Bonus: one of the people interviewed is a total creep. One of the guys who got an e-mail from Jobs said, “I kind of pictured him writing that while he was going to the bathroom or something.” Wow.

I wrote last week that Google and the Chinese government were arguing over censorship and that the company was contemplating pulling its search services out of China. Well, in one of the ballsiest moves since that lady tried to escape the “Speed” bus, Google started redirecting users in mainland China to uncensored Hong Kong Web pages. The Chinese government is furious and is already starting to limit access to the H.K. search engine.

I have to give Google credit for this – what a pair of cojones!

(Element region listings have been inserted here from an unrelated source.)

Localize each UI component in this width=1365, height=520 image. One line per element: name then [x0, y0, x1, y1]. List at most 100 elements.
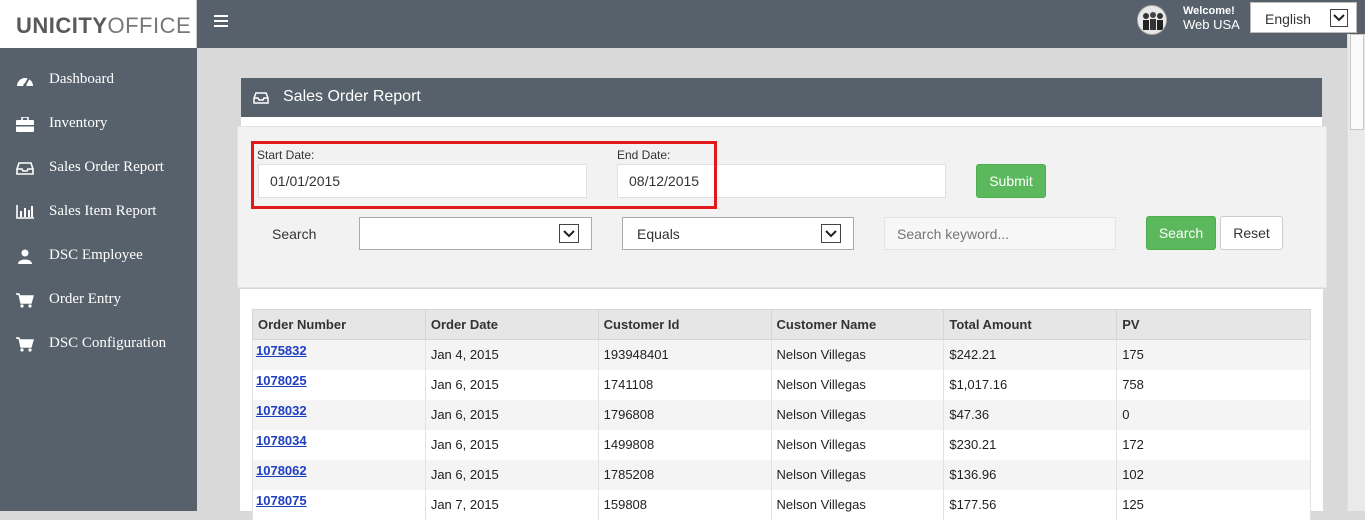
brand-logo: UNICITYOFFICE: [16, 13, 192, 38]
user-icon: [16, 248, 34, 264]
language-select[interactable]: English: [1250, 2, 1357, 33]
order-link[interactable]: 1078032: [256, 403, 307, 418]
sidebar-item-order-entry[interactable]: Order Entry: [0, 278, 197, 322]
sidebar-item-sales-order-report[interactable]: Sales Order Report: [0, 146, 197, 190]
end-date-input[interactable]: 08/12/2015: [617, 164, 946, 198]
column-header-order-number[interactable]: Order Number: [252, 309, 426, 340]
order-number-cell: 1075832: [252, 339, 426, 370]
sidebar-item-label: Order Entry: [49, 291, 122, 307]
user-name: Web USA: [1183, 17, 1240, 32]
customer-id-cell: 1741108: [597, 369, 772, 400]
page-title: Sales Order Report: [283, 88, 421, 105]
cart-icon: [16, 336, 34, 352]
sidebar-item-label: Sales Order Report: [49, 159, 164, 175]
order-number-cell: 1078032: [252, 399, 426, 430]
total-amount-cell: $242.21: [943, 339, 1118, 370]
search-button[interactable]: Search: [1146, 216, 1216, 250]
customer-id-cell: 159808: [597, 489, 772, 520]
order-link[interactable]: 1078075: [256, 493, 307, 508]
column-header-total-amount[interactable]: Total Amount: [943, 309, 1118, 340]
total-amount-cell: $177.56: [943, 489, 1118, 520]
order-link[interactable]: 1075832: [256, 343, 307, 358]
column-header-customer-name[interactable]: Customer Name: [770, 309, 945, 340]
pv-cell: 0: [1116, 399, 1311, 430]
page-scrollbar[interactable]: [1347, 34, 1365, 511]
sidebar-item-dashboard[interactable]: Dashboard: [0, 58, 197, 102]
customer-id-cell: 1796808: [597, 399, 772, 430]
customer-name-cell: Nelson Villegas: [770, 489, 945, 520]
column-header-pv[interactable]: PV: [1116, 309, 1311, 340]
sidebar-item-dsc-employee[interactable]: DSC Employee: [0, 234, 197, 278]
search-keyword-input[interactable]: [884, 217, 1116, 250]
order-date-cell: Jan 6, 2015: [424, 429, 599, 460]
sidebar-item-label: Dashboard: [49, 71, 114, 87]
order-number-cell: 1078062: [252, 459, 426, 490]
table-row: 1075832 Jan 4, 2015 193948401 Nelson Vil…: [252, 339, 1311, 370]
menu-toggle-icon[interactable]: [214, 15, 228, 27]
order-link[interactable]: 1078025: [256, 373, 307, 388]
filter-panel: [237, 126, 1327, 288]
top-header: Welcome! Web USA English: [197, 0, 1365, 48]
pv-cell: 758: [1116, 369, 1311, 400]
submit-button[interactable]: Submit: [976, 164, 1046, 198]
order-link[interactable]: 1078062: [256, 463, 307, 478]
avatar[interactable]: [1137, 5, 1167, 35]
chevron-down-icon: [821, 224, 841, 243]
language-value: English: [1265, 11, 1311, 27]
start-date-label: Start Date:: [257, 148, 315, 162]
cart-icon: [16, 292, 34, 308]
order-date-cell: Jan 4, 2015: [424, 339, 599, 370]
scrollbar-thumb[interactable]: [1350, 34, 1364, 130]
sidebar-item-label: Inventory: [49, 115, 108, 131]
end-date-label: End Date:: [617, 148, 671, 162]
customer-name-cell: Nelson Villegas: [770, 429, 945, 460]
table-row: 1078025 Jan 6, 2015 1741108 Nelson Ville…: [252, 369, 1311, 400]
chevron-down-icon: [559, 224, 579, 243]
inbox-icon: [253, 91, 269, 109]
order-number-cell: 1078034: [252, 429, 426, 460]
order-link[interactable]: 1078034: [256, 433, 307, 448]
sidebar-item-sales-item-report[interactable]: Sales Item Report: [0, 190, 197, 234]
search-label: Search: [272, 226, 317, 242]
order-number-cell: 1078075: [252, 489, 426, 520]
reset-button[interactable]: Reset: [1220, 216, 1283, 250]
customer-name-cell: Nelson Villegas: [770, 369, 945, 400]
customer-id-cell: 1499808: [597, 429, 772, 460]
table-row: 1078034 Jan 6, 2015 1499808 Nelson Ville…: [252, 429, 1311, 460]
sidebar-item-label: DSC Configuration: [49, 335, 167, 351]
customer-name-cell: Nelson Villegas: [770, 339, 945, 370]
sidebar-nav: Dashboard Inventory Sales Order Report S…: [0, 58, 197, 366]
dashboard-icon: [16, 72, 34, 88]
table-header-row: Order Number Order Date Customer Id Cust…: [252, 309, 1311, 340]
logo-area[interactable]: UNICITYOFFICE: [0, 0, 197, 48]
sidebar-item-dsc-configuration[interactable]: DSC Configuration: [0, 322, 197, 366]
total-amount-cell: $47.36: [943, 399, 1118, 430]
order-date-cell: Jan 6, 2015: [424, 399, 599, 430]
pv-cell: 102: [1116, 459, 1311, 490]
pv-cell: 125: [1116, 489, 1311, 520]
sidebar: UNICITYOFFICE Dashboard Inventory Sales …: [0, 0, 197, 511]
column-header-order-date[interactable]: Order Date: [424, 309, 599, 340]
table-row: 1078032 Jan 6, 2015 1796808 Nelson Ville…: [252, 399, 1311, 430]
operator-value: Equals: [637, 226, 680, 242]
results-area: Order Number Order Date Customer Id Cust…: [240, 289, 1323, 520]
inbox-icon: [16, 160, 34, 176]
chevron-down-icon: [1330, 9, 1348, 27]
sidebar-item-label: DSC Employee: [49, 247, 143, 263]
start-date-input[interactable]: 01/01/2015: [258, 164, 587, 198]
panel-header: Sales Order Report: [241, 78, 1322, 117]
pv-cell: 172: [1116, 429, 1311, 460]
search-field-select[interactable]: [359, 217, 592, 250]
welcome-text: Welcome!: [1183, 5, 1235, 17]
total-amount-cell: $136.96: [943, 459, 1118, 490]
total-amount-cell: $230.21: [943, 429, 1118, 460]
column-header-customer-id[interactable]: Customer Id: [597, 309, 772, 340]
order-date-cell: Jan 7, 2015: [424, 489, 599, 520]
bar-chart-icon: [16, 204, 34, 220]
customer-name-cell: Nelson Villegas: [770, 399, 945, 430]
order-number-cell: 1078025: [252, 369, 426, 400]
sidebar-item-inventory[interactable]: Inventory: [0, 102, 197, 146]
orders-table: Order Number Order Date Customer Id Cust…: [252, 309, 1311, 520]
order-date-cell: Jan 6, 2015: [424, 369, 599, 400]
operator-select[interactable]: Equals: [622, 217, 854, 250]
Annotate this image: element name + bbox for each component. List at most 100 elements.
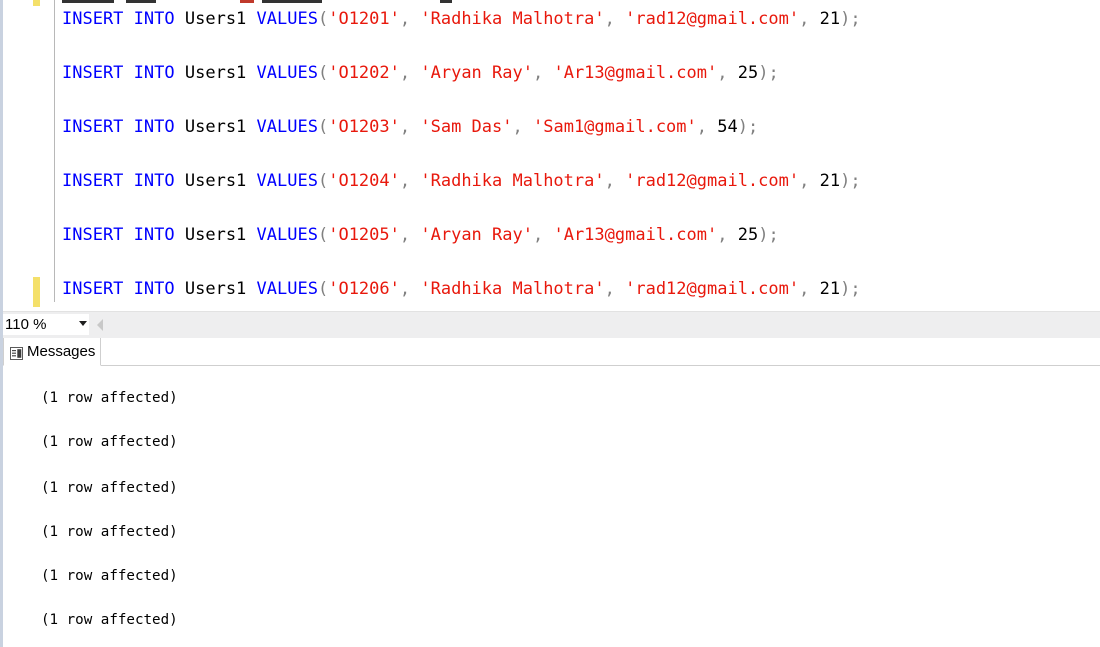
zoom-dropdown[interactable]: 110 % bbox=[3, 314, 89, 335]
sql-keyword: INSERT bbox=[62, 63, 124, 83]
punctuation: , bbox=[399, 63, 411, 83]
chevron-down-icon bbox=[79, 321, 87, 326]
punctuation: , bbox=[399, 9, 411, 29]
punctuation: , bbox=[512, 117, 523, 137]
punctuation: , bbox=[399, 117, 411, 137]
string-literal: 'Radhika Malhotra' bbox=[420, 171, 605, 191]
string-literal: 'O1203' bbox=[328, 117, 400, 137]
punctuation: , bbox=[799, 279, 810, 299]
change-marker-top bbox=[33, 0, 40, 6]
message-line: (1 row affected) bbox=[41, 612, 178, 628]
table-name: Users1 bbox=[184, 225, 247, 245]
sql-keyword: INSERT bbox=[62, 225, 124, 245]
message-line: (1 row affected) bbox=[41, 568, 178, 584]
partial-previous-line bbox=[0, 0, 1100, 4]
string-literal: 'O1204' bbox=[328, 171, 400, 191]
string-literal: 'Aryan Ray' bbox=[420, 63, 533, 83]
string-literal: 'Ar13@gmail.com' bbox=[553, 225, 718, 245]
string-literal: 'rad12@gmail.com' bbox=[625, 171, 800, 191]
numeric-literal: 21 bbox=[819, 171, 841, 191]
string-literal: 'O1205' bbox=[328, 225, 400, 245]
tab-messages[interactable]: Messages bbox=[3, 338, 102, 366]
punctuation: ( bbox=[317, 225, 329, 245]
sql-keyword: VALUES bbox=[256, 279, 318, 299]
scroll-left-icon[interactable] bbox=[97, 319, 103, 331]
code-line[interactable]: INSERT INTO Users1 VALUES('O1204', 'Radh… bbox=[62, 169, 861, 193]
punctuation: , bbox=[696, 117, 708, 137]
editor-margin bbox=[3, 0, 33, 311]
sql-keyword: VALUES bbox=[256, 63, 318, 83]
results-tab-strip: Messages bbox=[0, 338, 1100, 366]
sql-keyword: INTO bbox=[133, 117, 175, 137]
outline-guide bbox=[54, 0, 55, 302]
string-literal: 'rad12@gmail.com' bbox=[625, 9, 800, 29]
string-literal: 'O1201' bbox=[328, 9, 400, 29]
punctuation: ); bbox=[840, 279, 861, 299]
sql-keyword: VALUES bbox=[256, 225, 318, 245]
table-name: Users1 bbox=[184, 279, 247, 299]
numeric-literal: 21 bbox=[819, 279, 841, 299]
messages-icon bbox=[10, 345, 23, 360]
sql-keyword: INTO bbox=[133, 171, 175, 191]
sql-keyword: INTO bbox=[133, 279, 175, 299]
sql-keyword: VALUES bbox=[256, 171, 318, 191]
code-line[interactable]: INSERT INTO Users1 VALUES('O1205', 'Arya… bbox=[62, 223, 779, 247]
table-name: Users1 bbox=[184, 63, 247, 83]
message-line: (1 row affected) bbox=[41, 434, 178, 450]
window-left-edge bbox=[0, 0, 3, 647]
numeric-literal: 54 bbox=[717, 117, 738, 137]
punctuation: , bbox=[532, 63, 544, 83]
sql-query-window: INSERT INTO Users1 VALUES('O1201', 'Radh… bbox=[0, 0, 1100, 647]
punctuation: , bbox=[604, 279, 615, 299]
string-literal: 'rad12@gmail.com' bbox=[625, 279, 800, 299]
punctuation: ); bbox=[840, 9, 861, 29]
numeric-literal: 25 bbox=[737, 63, 759, 83]
table-name: Users1 bbox=[184, 171, 247, 191]
punctuation: , bbox=[604, 171, 615, 191]
punctuation: , bbox=[399, 279, 411, 299]
sql-keyword: INSERT bbox=[62, 279, 124, 299]
code-line[interactable]: INSERT INTO Users1 VALUES('O1202', 'Arya… bbox=[62, 61, 779, 85]
code-line[interactable]: INSERT INTO Users1 VALUES('O1203', 'Sam … bbox=[62, 115, 758, 139]
punctuation: , bbox=[799, 9, 810, 29]
punctuation: ( bbox=[317, 63, 329, 83]
string-literal: 'Aryan Ray' bbox=[420, 225, 533, 245]
punctuation: , bbox=[399, 171, 411, 191]
message-line: (1 row affected) bbox=[41, 524, 178, 540]
punctuation: ( bbox=[317, 117, 329, 137]
string-literal: 'O1206' bbox=[328, 279, 400, 299]
sql-keyword: INTO bbox=[133, 63, 175, 83]
punctuation: , bbox=[717, 225, 728, 245]
punctuation: , bbox=[399, 225, 411, 245]
punctuation: ); bbox=[737, 117, 759, 137]
code-line[interactable]: INSERT INTO Users1 VALUES('O1206', 'Radh… bbox=[62, 277, 861, 301]
sql-keyword: INTO bbox=[133, 9, 175, 29]
sql-keyword: VALUES bbox=[256, 117, 318, 137]
punctuation: , bbox=[532, 225, 544, 245]
string-literal: 'O1202' bbox=[328, 63, 400, 83]
sql-keyword: INSERT bbox=[62, 9, 124, 29]
table-name: Users1 bbox=[184, 9, 247, 29]
punctuation: , bbox=[604, 9, 615, 29]
string-literal: 'Sam Das' bbox=[420, 117, 513, 137]
message-line: (1 row affected) bbox=[41, 480, 178, 496]
punctuation: ( bbox=[317, 9, 329, 29]
string-literal: 'Sam1@gmail.com' bbox=[533, 117, 697, 137]
query-editor[interactable]: INSERT INTO Users1 VALUES('O1201', 'Radh… bbox=[0, 0, 1100, 311]
sql-keyword: INSERT bbox=[62, 117, 124, 137]
string-literal: 'Radhika Malhotra' bbox=[420, 279, 605, 299]
code-line[interactable]: INSERT INTO Users1 VALUES('O1201', 'Radh… bbox=[62, 7, 861, 31]
results-pane: Messages (1 row affected) (1 row affected… bbox=[0, 338, 1100, 647]
numeric-literal: 25 bbox=[737, 225, 759, 245]
sql-keyword: VALUES bbox=[256, 9, 318, 29]
change-marker-current bbox=[33, 277, 40, 307]
string-literal: 'Radhika Malhotra' bbox=[420, 9, 605, 29]
punctuation: ); bbox=[840, 171, 861, 191]
table-name: Users1 bbox=[184, 117, 247, 137]
string-literal: 'Ar13@gmail.com' bbox=[553, 63, 718, 83]
punctuation: , bbox=[717, 63, 728, 83]
horizontal-scrollbar[interactable] bbox=[110, 316, 1095, 334]
punctuation: ( bbox=[317, 171, 329, 191]
zoom-value: 110 % bbox=[5, 316, 47, 333]
numeric-literal: 21 bbox=[819, 9, 841, 29]
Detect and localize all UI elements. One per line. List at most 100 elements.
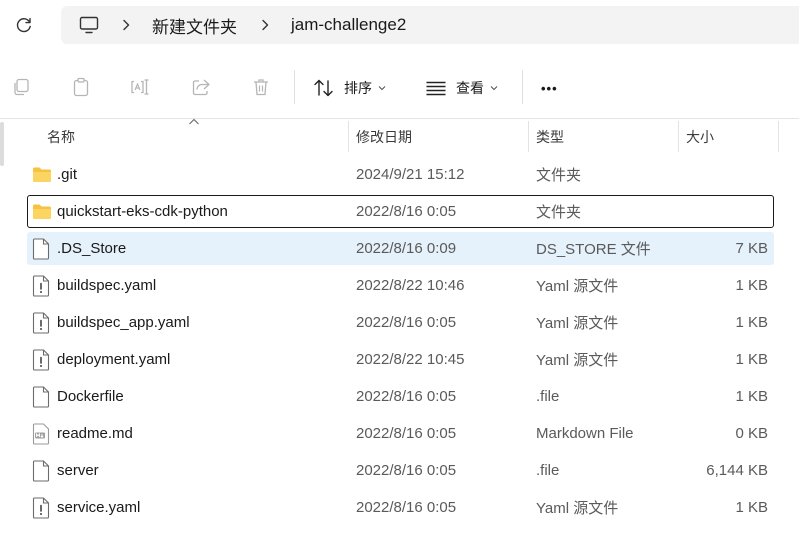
file-row[interactable]: .git 2024/9/21 15:12 文件夹 — [27, 158, 774, 191]
file-row[interactable]: Dockerfile 2022/8/16 0:05 .file 1 KB — [27, 380, 774, 413]
file-name: .git — [57, 166, 78, 183]
file-date: 2022/8/22 10:46 — [356, 277, 465, 294]
file-date: 2022/8/16 0:05 — [356, 425, 457, 442]
column-divider[interactable] — [778, 121, 779, 152]
file-name: buildspec.yaml — [57, 277, 157, 294]
chevron-down-icon — [490, 86, 498, 91]
file-size: 0 KB — [735, 425, 768, 442]
command-bar: 排序 查看 ••• — [0, 52, 799, 119]
file-name: quickstart-eks-cdk-python — [57, 203, 228, 220]
file-row[interactable]: .DS_Store 2022/8/16 0:09 DS_STORE 文件 7 KB — [27, 232, 774, 265]
chevron-down-icon — [378, 86, 386, 91]
file-row[interactable]: deployment.yaml 2022/8/22 10:45 Yaml 源文件 1 … — [27, 343, 774, 376]
file-type: DS_STORE 文件 — [536, 241, 651, 258]
file-type: 文件夹 — [536, 204, 582, 221]
file-type: Yaml 源文件 — [536, 500, 619, 517]
view-label: 查看 — [456, 80, 484, 96]
toolbar-divider — [522, 70, 523, 104]
file-type: Yaml 源文件 — [536, 352, 619, 369]
yaml-file-icon — [32, 312, 52, 334]
file-icon — [32, 238, 52, 260]
file-date: 2022/8/16 0:09 — [356, 240, 457, 257]
folder-icon — [32, 202, 52, 224]
delete-icon — [254, 79, 268, 96]
column-divider[interactable] — [678, 121, 679, 152]
rename-icon — [131, 79, 149, 95]
paste-icon — [73, 77, 89, 97]
file-type: Yaml 源文件 — [536, 315, 619, 332]
column-header-size[interactable]: 大小 — [686, 119, 714, 154]
file-size: 1 KB — [735, 388, 768, 405]
sort-icon — [314, 79, 333, 97]
file-size: 6,144 KB — [706, 462, 768, 479]
chevron-right-icon[interactable] — [121, 6, 131, 44]
sort-label: 排序 — [344, 80, 372, 96]
file-icon — [32, 386, 52, 408]
address-row: 新建文件夹 jam-challenge2 — [0, 0, 799, 52]
folder-icon — [32, 165, 52, 187]
file-type: 文件夹 — [536, 167, 582, 184]
toolbar-divider — [294, 70, 295, 104]
chevron-right-icon[interactable] — [260, 6, 270, 44]
file-date: 2022/8/16 0:05 — [356, 462, 457, 479]
refresh-button[interactable] — [8, 9, 40, 41]
refresh-icon — [16, 17, 31, 33]
breadcrumb-item[interactable]: 新建文件夹 — [152, 6, 237, 44]
column-header-date[interactable]: 修改日期 — [356, 119, 412, 154]
file-row[interactable]: server 2022/8/16 0:05 .file 6,144 KB — [27, 454, 774, 487]
address-bar[interactable]: 新建文件夹 jam-challenge2 — [61, 6, 799, 44]
file-row[interactable]: quickstart-eks-cdk-python 2022/8/16 0:05 文… — [27, 195, 774, 228]
file-row[interactable]: buildspec_app.yaml 2022/8/16 0:05 Yaml 源文件… — [27, 306, 774, 339]
view-menu-button[interactable]: 查看 — [425, 74, 498, 102]
file-row[interactable]: service.yaml 2022/8/16 0:05 Yaml 源文件 1 KB — [27, 491, 774, 524]
file-type: .file — [536, 462, 560, 479]
paste-button[interactable] — [70, 76, 92, 98]
share-button[interactable] — [190, 76, 212, 98]
rename-button[interactable] — [130, 76, 152, 98]
computer-icon — [79, 16, 99, 34]
more-options-button[interactable]: ••• — [541, 74, 558, 102]
share-icon — [192, 79, 210, 96]
file-date: 2022/8/16 0:05 — [356, 499, 457, 516]
more-icon: ••• — [541, 80, 558, 96]
column-header-name[interactable]: 名称 — [47, 119, 75, 154]
file-size: 7 KB — [735, 240, 768, 257]
file-date: 2022/8/16 0:05 — [356, 388, 457, 405]
file-size: 1 KB — [735, 499, 768, 516]
yaml-file-icon — [32, 275, 52, 297]
file-name: deployment.yaml — [57, 351, 171, 368]
file-size: 1 KB — [735, 277, 768, 294]
copy-button[interactable] — [10, 76, 32, 98]
file-name: Dockerfile — [57, 388, 124, 405]
file-date: 2022/8/22 10:45 — [356, 351, 465, 368]
delete-button[interactable] — [250, 76, 272, 98]
sort-menu-button[interactable]: 排序 — [313, 74, 386, 102]
file-row[interactable]: readme.md 2022/8/16 0:05 Markdown File 0 KB — [27, 417, 774, 450]
file-icon — [32, 460, 52, 482]
file-date: 2022/8/16 0:05 — [356, 314, 457, 331]
file-name: buildspec_app.yaml — [57, 314, 190, 331]
file-name: service.yaml — [57, 499, 141, 516]
file-date: 2024/9/21 15:12 — [356, 166, 465, 183]
copy-icon — [14, 78, 29, 96]
file-name: server — [57, 462, 99, 479]
column-divider[interactable] — [348, 121, 349, 152]
column-header-row: 名称 修改日期 类型 大小 — [0, 119, 799, 154]
markdown-file-icon — [32, 423, 52, 445]
file-type: .file — [536, 388, 560, 405]
column-header-type[interactable]: 类型 — [536, 119, 564, 154]
file-name: .DS_Store — [57, 240, 127, 257]
file-size: 1 KB — [735, 314, 768, 331]
column-divider[interactable] — [528, 121, 529, 152]
breadcrumb-item[interactable]: jam-challenge2 — [291, 6, 406, 44]
yaml-file-icon — [32, 497, 52, 519]
file-type: Markdown File — [536, 425, 634, 442]
view-list-icon — [426, 81, 446, 96]
file-type: Yaml 源文件 — [536, 278, 619, 295]
computer-crumb[interactable] — [79, 6, 99, 44]
file-name: readme.md — [57, 425, 133, 442]
file-date: 2022/8/16 0:05 — [356, 203, 457, 220]
yaml-file-icon — [32, 349, 52, 371]
file-row[interactable]: buildspec.yaml 2022/8/22 10:46 Yaml 源文件 1 K… — [27, 269, 774, 302]
file-size: 1 KB — [735, 351, 768, 368]
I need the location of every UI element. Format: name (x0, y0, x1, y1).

But it’s obviously not the best business move. If you had a friend whose hubby/wifey was a total control freak, you wouldn’t spite that freak by taking the friend to a strip club (well, maybe you would if you were on “Jersey Shore.” But nobody here fits that description because following this blog requires the ability to read). So why would you anger the communist Chinese government by taking its subjects (or, in this case, property) out for an information joyride? Google is possibly shutting itself out of one of the most influential markets in the world.

While it’s awesome to see morals defeat money for once, this seems more like a fed-up kind of gesture. But either way, I’m sure Joseph McCarthy is looking up at us, smiling. Another blow to the commies.